Anna,
Where did you obtain your information? Was it from a book, or have you actually looked up
The Times, as I can't find the story there for that date? In a query about JSTOR in the private forum, you refer to an article in a US journal. That article only gives a tiny bit of information, and the author says it is from
The Times, but he has taken his information from David Walder
Nelson: a Biography New York: Dial Press 1978 p.xii. We have a Hamish Hamilton version of that book, and Walder gives his source as
The Times (giving the same information as you have given here).

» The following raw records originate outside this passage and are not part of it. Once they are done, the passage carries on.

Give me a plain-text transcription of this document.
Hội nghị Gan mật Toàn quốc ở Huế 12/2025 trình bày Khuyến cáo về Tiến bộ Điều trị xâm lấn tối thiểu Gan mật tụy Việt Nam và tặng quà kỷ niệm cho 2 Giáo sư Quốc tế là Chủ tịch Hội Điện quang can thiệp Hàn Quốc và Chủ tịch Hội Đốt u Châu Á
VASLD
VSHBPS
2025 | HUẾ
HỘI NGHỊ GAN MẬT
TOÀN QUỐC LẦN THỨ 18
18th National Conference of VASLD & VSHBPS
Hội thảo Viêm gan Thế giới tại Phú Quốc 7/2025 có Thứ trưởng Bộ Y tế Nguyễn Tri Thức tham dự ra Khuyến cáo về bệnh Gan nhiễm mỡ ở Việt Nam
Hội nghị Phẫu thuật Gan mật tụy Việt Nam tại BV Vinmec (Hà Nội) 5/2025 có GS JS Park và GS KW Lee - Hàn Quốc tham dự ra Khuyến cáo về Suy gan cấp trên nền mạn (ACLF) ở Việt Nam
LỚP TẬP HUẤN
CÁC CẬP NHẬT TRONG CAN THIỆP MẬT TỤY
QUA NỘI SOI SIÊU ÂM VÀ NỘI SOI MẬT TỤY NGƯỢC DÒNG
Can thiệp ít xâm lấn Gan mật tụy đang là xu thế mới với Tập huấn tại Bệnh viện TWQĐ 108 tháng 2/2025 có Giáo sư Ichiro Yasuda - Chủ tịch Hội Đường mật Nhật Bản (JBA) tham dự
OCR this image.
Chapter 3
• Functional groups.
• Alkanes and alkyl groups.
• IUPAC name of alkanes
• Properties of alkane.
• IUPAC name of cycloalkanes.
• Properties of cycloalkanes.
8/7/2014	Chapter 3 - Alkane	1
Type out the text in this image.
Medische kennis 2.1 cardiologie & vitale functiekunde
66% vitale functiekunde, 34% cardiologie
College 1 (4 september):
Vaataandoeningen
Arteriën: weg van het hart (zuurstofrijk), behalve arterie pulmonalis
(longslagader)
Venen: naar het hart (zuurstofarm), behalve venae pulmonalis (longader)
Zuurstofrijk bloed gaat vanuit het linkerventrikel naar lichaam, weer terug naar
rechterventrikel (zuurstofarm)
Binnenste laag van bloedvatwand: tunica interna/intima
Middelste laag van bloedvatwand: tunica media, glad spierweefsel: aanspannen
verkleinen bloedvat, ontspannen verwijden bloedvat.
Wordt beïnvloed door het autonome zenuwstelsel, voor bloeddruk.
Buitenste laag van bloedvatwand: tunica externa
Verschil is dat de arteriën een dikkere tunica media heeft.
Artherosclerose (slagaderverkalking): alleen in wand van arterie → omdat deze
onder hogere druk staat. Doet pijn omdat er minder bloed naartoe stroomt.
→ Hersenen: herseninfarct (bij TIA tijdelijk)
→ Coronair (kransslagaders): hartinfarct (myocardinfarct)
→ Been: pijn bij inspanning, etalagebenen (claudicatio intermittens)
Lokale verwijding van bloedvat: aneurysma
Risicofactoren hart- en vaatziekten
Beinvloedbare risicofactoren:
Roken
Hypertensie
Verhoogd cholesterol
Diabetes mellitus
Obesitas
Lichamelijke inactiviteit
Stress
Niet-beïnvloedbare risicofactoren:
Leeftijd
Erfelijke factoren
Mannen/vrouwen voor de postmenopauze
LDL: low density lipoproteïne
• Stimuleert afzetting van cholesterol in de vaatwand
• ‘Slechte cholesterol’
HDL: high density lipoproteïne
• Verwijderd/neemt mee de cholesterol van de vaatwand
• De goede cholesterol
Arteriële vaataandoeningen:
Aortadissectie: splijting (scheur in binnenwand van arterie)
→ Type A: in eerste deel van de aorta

A while ago, when Roy and I were researching
The War for All the Oceans, we came across this same story on page 111 of Laurence Brockliss, John Cardwell and Michael Moss's book
Nelson's Surgeon (Oxford University Press, 2005), an excellent publication on the surgeon William Beatty. They give the reference as the
Exeter Times for that date, but although we live in Exeter, we were unable to find the story. We never chased it up with the authors, but the Ayshford Trafalgar Roll has no mention of a marine with the surname of Pitt or Pitts on board the
Victory. There was an ordinary seaman called George Pitt from Bristol in the
Victory, and he may later have joined the marines, or she may have remarried - that happened to Ann Hopping, who was at the Battle of the Nile. She remarried and was later known as Nancy Perriam, so that for a long time it was believed there were two women (see
War for All the Oceans pp.32-3)
There is evidence for women being on board the
Victory at Trafalgar, such as Mary Sperring who claimed to have washed the blood from Nelson's shirt. It hasn't been possible to confirm the presence of these women, but we're sure some were there, as well as on board some of the other ships. You mention Daniel Maclise, the artist, in an earlier thread, and he shows two women in his famous painting. He did a lot of eyewitness research, and it would be fascinating to track down all his research. In a book by Nancy Weston, in 2001, called
Daniel Maclise: Irish Artist in Victorian London, she says that he interviewed many people who had been on board the
Victory during the battle, and she gives (in footnote 10 on page 245) a quote from a letter that Maclise wrote to one of his informants, in which he says of the women: 'I am very glad to receive this intelligence from you, for great naval authorities had forbidden me to introduce a woman in my design of "The deck of the Victory when Nelson fell". I shall certainly now introduce that element of interest and variety.' This letter is apparently in the Whitley Papers chapter 8, British Museum [not Library], department of prints and drawings. It was impossible to obtain more information from the museum, or to make a firm appointment to see this archive when we were doing our research - it was first come, first served to get a seat, we were told, and so you needed to live in London and be able to queue up at the museum door that morning in order to do the research. Nancy Weston also says that Maclise recorded that the presence of women was beyond doubt, but he also said that it was positively denied by the higher-ranking officers.
Many people of course claimed they were at Trafalgar, especially in the Victory, as they could get a lot of sympathy in their old age. In
Jack Tar, p.390, we talk about Joseph Swindlehurst who at the age of 89 was in the workhouse at Chorley in Lancashire. He made such a claim, but there is no evidence that he was there, unless he used an alias (which some of them did, of course).